8. Resuspend the pelleted virus
in a total of 100 ul cold PBS (assuming you’ve
been following the instructions for four T175 flasks). Add 25 ul cold PBS to
each of the 4 centrifuge tubes. Let the PBS sit on the pellet for some time,
typically one-two hours at 4oC. Then gently pipette the PBS up and
down in each tube, avoiding bubble production (as formation of bubbles can ruin
virus), and combine the four resuspensions.
9. Aliquot 2.5 ul-5 ul/tube,
or as needed. (We tend to inject on the order of 1 microliter per injection,
so aliquotting enough for an entire surgery session is good, to minimize
freeze-thaw cycles.) Freeze at -80oC for up to 1 year. During
freezing, it is important to use a mammalian cell-freezing box (i.e., which
lets temperature drop at ~1oC per minute), for optimal titer
preservation.
10. When using: after thawing the
virus on ice, centrifuge at 5,000 rpm for 5 minutes, in a refrigerated
centrifuge at 4oC, to pellet out any clumps that may have formed.
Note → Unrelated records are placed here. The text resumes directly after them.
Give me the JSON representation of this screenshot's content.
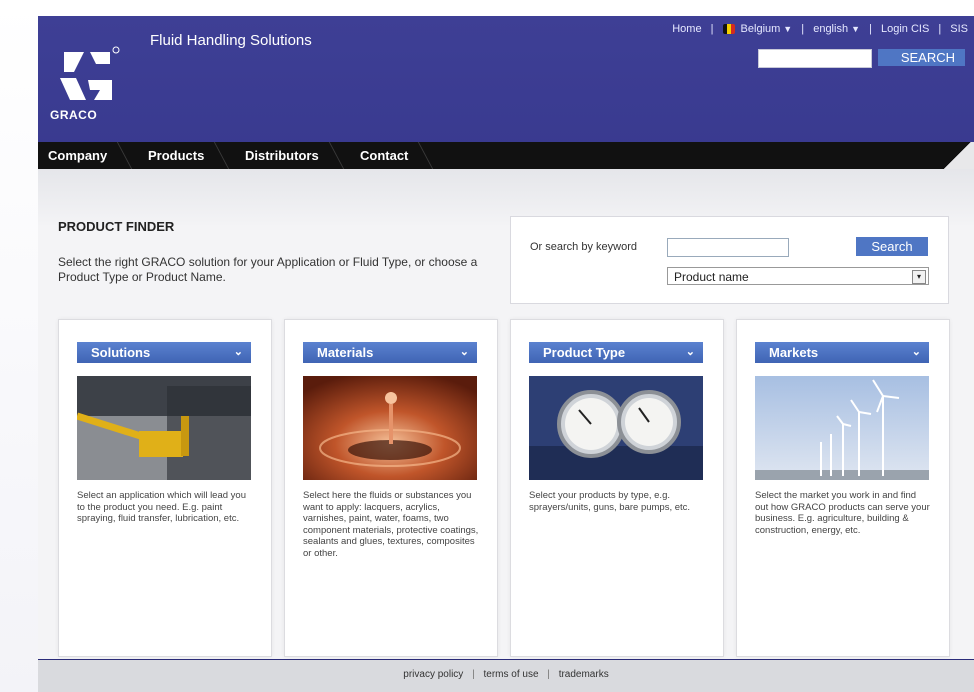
{
  "header": {
    "logo_text": "GRACO",
    "tagline": "Fluid Handling Solutions",
    "links": {
      "home": "Home",
      "country": "Belgium",
      "language": "english",
      "login": "Login CIS",
      "sis": "SIS"
    },
    "search_button": "SEARCH",
    "search_value": ""
  },
  "nav": {
    "items": [
      "Company",
      "Products",
      "Distributors",
      "Contact"
    ]
  },
  "finder": {
    "title": "PRODUCT FINDER",
    "description": "Select the right GRACO solution for your Application or Fluid Type, or choose a Product Type or Product Name.",
    "keyword_label": "Or search by keyword",
    "keyword_value": "",
    "search_button": "Search",
    "select_value": "Product name"
  },
  "cards": [
    {
      "title": "Solutions",
      "text": "Select an application which will lead you to the product you need. E.g. paint spraying, fluid transfer, lubrication, etc."
    },
    {
      "title": "Materials",
      "text": "Select here the fluids or substances you want to apply: lacquers, acrylics, varnishes, paint, water, foams, two component materials, protective coatings, sealants and glues, textures, composites or other."
    },
    {
      "title": "Product Type",
      "text": "Select your products by type, e.g. sprayers/units, guns, bare pumps, etc."
    },
    {
      "title": "Markets",
      "text": "Select the market you work in and find out how GRACO products can serve your business. E.g. agriculture, building & construction, energy, etc."
    }
  ],
  "footer": {
    "links": [
      "privacy policy",
      "terms of use",
      "trademarks"
    ]
  },
  "colors": {
    "header_bg": "#3e3f95",
    "accent_button": "#4f76c4",
    "nav_bg": "#111111"
  }
}
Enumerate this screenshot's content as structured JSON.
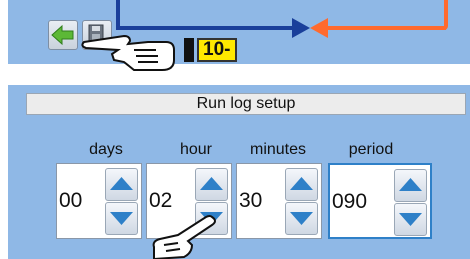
{
  "toolbar": {
    "back_icon": "green-arrow-left",
    "save_icon": "floppy-disk-hand",
    "step_label": "10-"
  },
  "run_log": {
    "title": "Run log setup",
    "fields": [
      {
        "label": "days",
        "value": "00"
      },
      {
        "label": "hour",
        "value": "02"
      },
      {
        "label": "minutes",
        "value": "30"
      },
      {
        "label": "period",
        "value": "090"
      }
    ]
  },
  "colors": {
    "panel_bg": "#8fb8e6",
    "pipe_blue": "#1a3f9a",
    "pipe_orange": "#ff6a2e",
    "arrow_blue": "#2e80c8",
    "step_badge": "#ffe800"
  }
}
Keep the virus cold in preparation for surgery (it will last for several hours
at 4oC ).
NOTE: This white paper describes how to make high-titer lentivirus appropriate for use in vivo in the mouse, rat, or monkey brain, as well as other species. The virus works well in cortex, striatum, and many other brain regions, yielding very high infectivity levels (~80%-95% or greater, in mouse brain). With a glial promoter, it also works on glia.